Lucy Locket Lost Her ...? 18th Century Pocket Case



Lucy Locket lost her pocket,
Kitty Fisher found it;
Nothing in it, nothing in it,
But the binding round it.


lucy locket lost her pocket

It has been whispered over the years that the nursery rhyme Lucy Locket was rooted in the people and places of 18th century London society. “Kitty Fisher” was the well-known British courtesan, Catherine Maria Fisher, who boasted assignations with many affluent 18th century gentlemen and was known for her flair for publicity. The “pocket” lost in the child’s nursery rhyme refers to an 18th century purse. This fashion accessory came in several styles, one being the pocket case or letter case.

Handsomely decorated ladies’ pocket cases or letter cases convey the dazzling opulence of affluent 18th century fashion and accessories. The elegantly worked carry-case was a smaller and more convenient adaptation of a ladies’ pocket. These fashion accessories were often brought back as souvenirs by travelers or given as gifts and signed and dated. The lady of leisure could exhibit her needlework proficiency in crafting this miniature, yet lavish accessory.


18th century pink silk pocket case purse

Small 18th century pink silk pocket case (c.1780-1800) with a beige embroidered flower, leaf and vine design. [For similar see "Eighteenth Century Clothing at Williamsburg" by Linda Baumgarten, page 42]


These small pocket cases were used to hold bank notes and letters, scissors and pencils, and other small implements. Eighteenth century artist and writer, Mary Delany, was presented such an article by Queen Charlotte in 1779. Her “waiting-woman” describes the visit:


“… the Queen came up to Mrs.
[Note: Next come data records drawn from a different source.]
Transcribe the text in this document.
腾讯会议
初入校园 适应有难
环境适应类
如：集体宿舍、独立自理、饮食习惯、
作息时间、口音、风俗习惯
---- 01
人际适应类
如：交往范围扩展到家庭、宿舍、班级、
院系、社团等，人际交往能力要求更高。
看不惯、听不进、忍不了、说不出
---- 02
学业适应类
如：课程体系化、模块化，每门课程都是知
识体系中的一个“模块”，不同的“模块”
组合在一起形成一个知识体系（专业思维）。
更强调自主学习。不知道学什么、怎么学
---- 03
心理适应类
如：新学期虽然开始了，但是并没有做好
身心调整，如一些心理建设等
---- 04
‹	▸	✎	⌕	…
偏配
Delany and put a packet into her hand, and said, in a most gracious manner, she hoped Mrs. Delany would look at that sometimes and remember her. …it was a most beautiful pocket case, the outside white [sattin] work'd with gold, and [ornamend] with gold spangles; the inside … is lined with pink [sattin], and contains a knife, [sizsars], [pencle], rule, [compass], bodkin, and more than I can say; but it is all gold and mother of pearl. At one end there was a little letter case that contained a letter directed to Mrs. Delany, written in the Queen's own hand…”


18th century purse


Under the front flap are two embroidered birds with phrase: "PUISSIONS NOUS LES IMITER". [Provenance: from the Pieter Van Der Zee estate of Selkirk, N.Y. The Van Der Zee family was one of the first settlers of Albany, N.Y. in the 17th century.]


Frequently, the pocket book was crafted in silk and magnificently embroidered with silk or silk ribbon and metal threads. At times, more ornate techniques using sequins, gold foil, false pearls, silver-gilt fringes, and tassels were implemented by a more skillful embroiderer. Fabric pocket cases could be single or double sided and worked in flame stitch and edged in woven tape; some were worked in plain monochrome embroidery while others would depict floral or scenic designs in colored silks. Many such pocket books were preserved by families as keepsakes and have survived until today.


18th century purse


The back of the pocket case is as ornate in decoration as the front.